27. Managed Care Flashcards
Managed Care Organisations
For-profits entities owned by shareholders that combine clinical and statistical/ financial techniques to manage risk, reduce cost and improve quality by encouraging the delivery of cost-effective, high-quality healthcare
- aim to address third-party-payer problem - where providers provide more expensive treatment than necessary, and users abuse the “free” service
- response to increase in healthcare costs
- aim to manage claim costs while maintaining/ improving access to quality healthcare services
System provides insurer with some control over healthcare service providers - thus integrating delivery and financing of healthcare
Reasons for increased cost of healthcare
- misalignment between incentives between provider and payer (no incentive for healthcare providers to limit unnecessary care)
- medical technology advancements, user expectations resulting in high cost treatment
- cost increases due to ageing population
- fraud
Objectives of managed care organisations (BL)
- reducing cost of medical events
- improve quality of care provided
- ensure medical services are provided in appropriate setting
- ensure high-risk members are managed and receive appropriate care
- reduce the number of unnecessary medical services
Risks in managed care transferred between funder and provider
price risk
- fee received does not cover variable costs, make inadequate contribution to overhead and profit
intensity risk
- more services needed in the encounter than anticipated
severity risk
- cases more severe than anticipated
frequency risk
- more people need treatment than anticipated
actuarial and marketing risk
- actuarial risk - risk demographics not as anticipated and thus pricing is not correct
- marketing risk is the risk demographics not as anticipated and contributes to actuarial risk
Strategies used by MCOs to meet objectives and minimise risk
- provider networks (volume discounts, may use protocols)

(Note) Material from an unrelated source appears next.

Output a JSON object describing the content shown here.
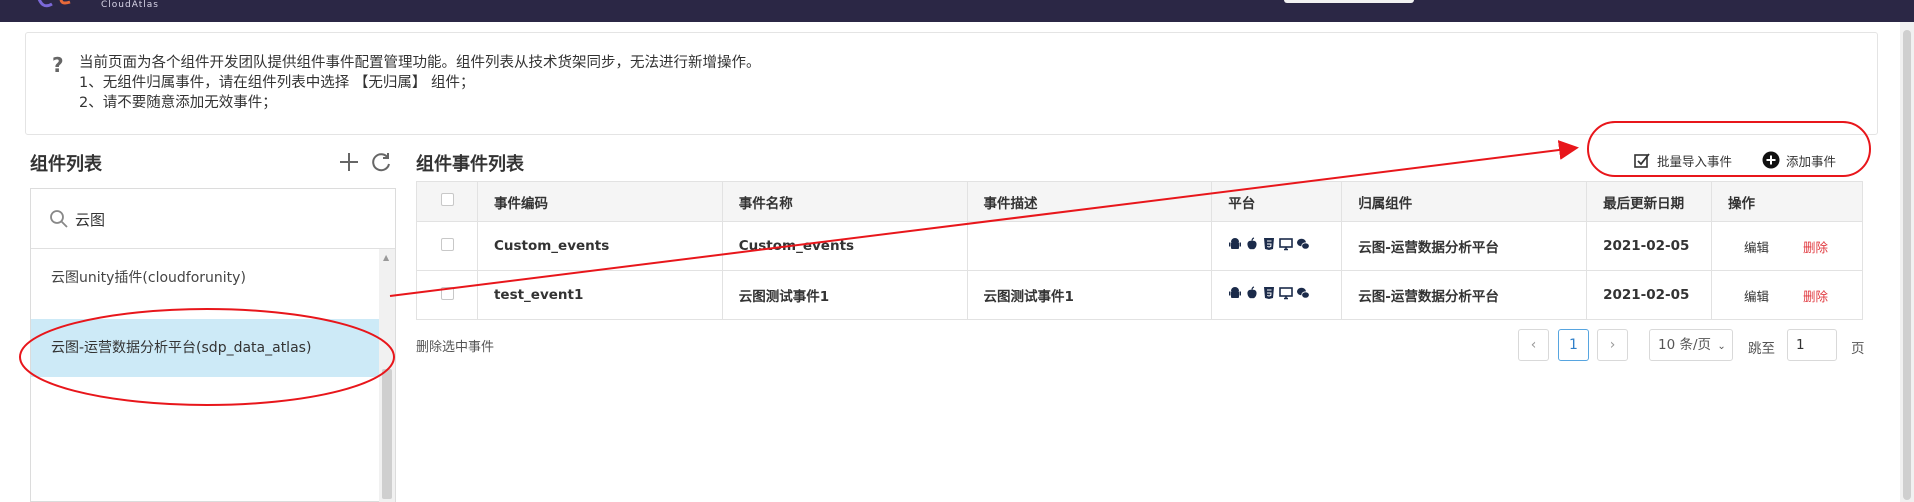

- reimbursement methods (fee-for-service, capitation, per diem, salary, pay-for-coordination, pay-for-participation, pay-for-performance)
- risk-sharing (natural response vs desired objective, provider control, realistic goals, education and support, provider involvement, simplicity)
- risk adjustment
- formularies, treatment protocols
Concerns with managed care
- provider networks may restrict access to care -
- providers may resent external parties imposing clinical protocols on them and influencing the way they practise medicine
- may compromise quality of care to patients by encouraging under-servicing
- formularies and other financial-based managed care initiatives may result in additional cost transferred to member, with no overall cost reduction - patients may be aggrieved when find out claim declined having to use alternative as result of protocols
- more restrictive protocol –> higher potential cost saving –> risk that restrictive protocols aggravate policyholders
managed care protocols need to be updated continually as new treatments and medicines are made available
- will need to comply with regulations insofar as they cannot unreasonable restrict access to healthcare for policyholders
Managed care definition
- the process whereby an insurer intervenes in provision of medical care
- with the dual objective of optimising quality of treatment for the policyholder
- and maintaining affordability of healthcare provision
- by means such as preferred providers, claims pre-authorisation, and treatment protocols.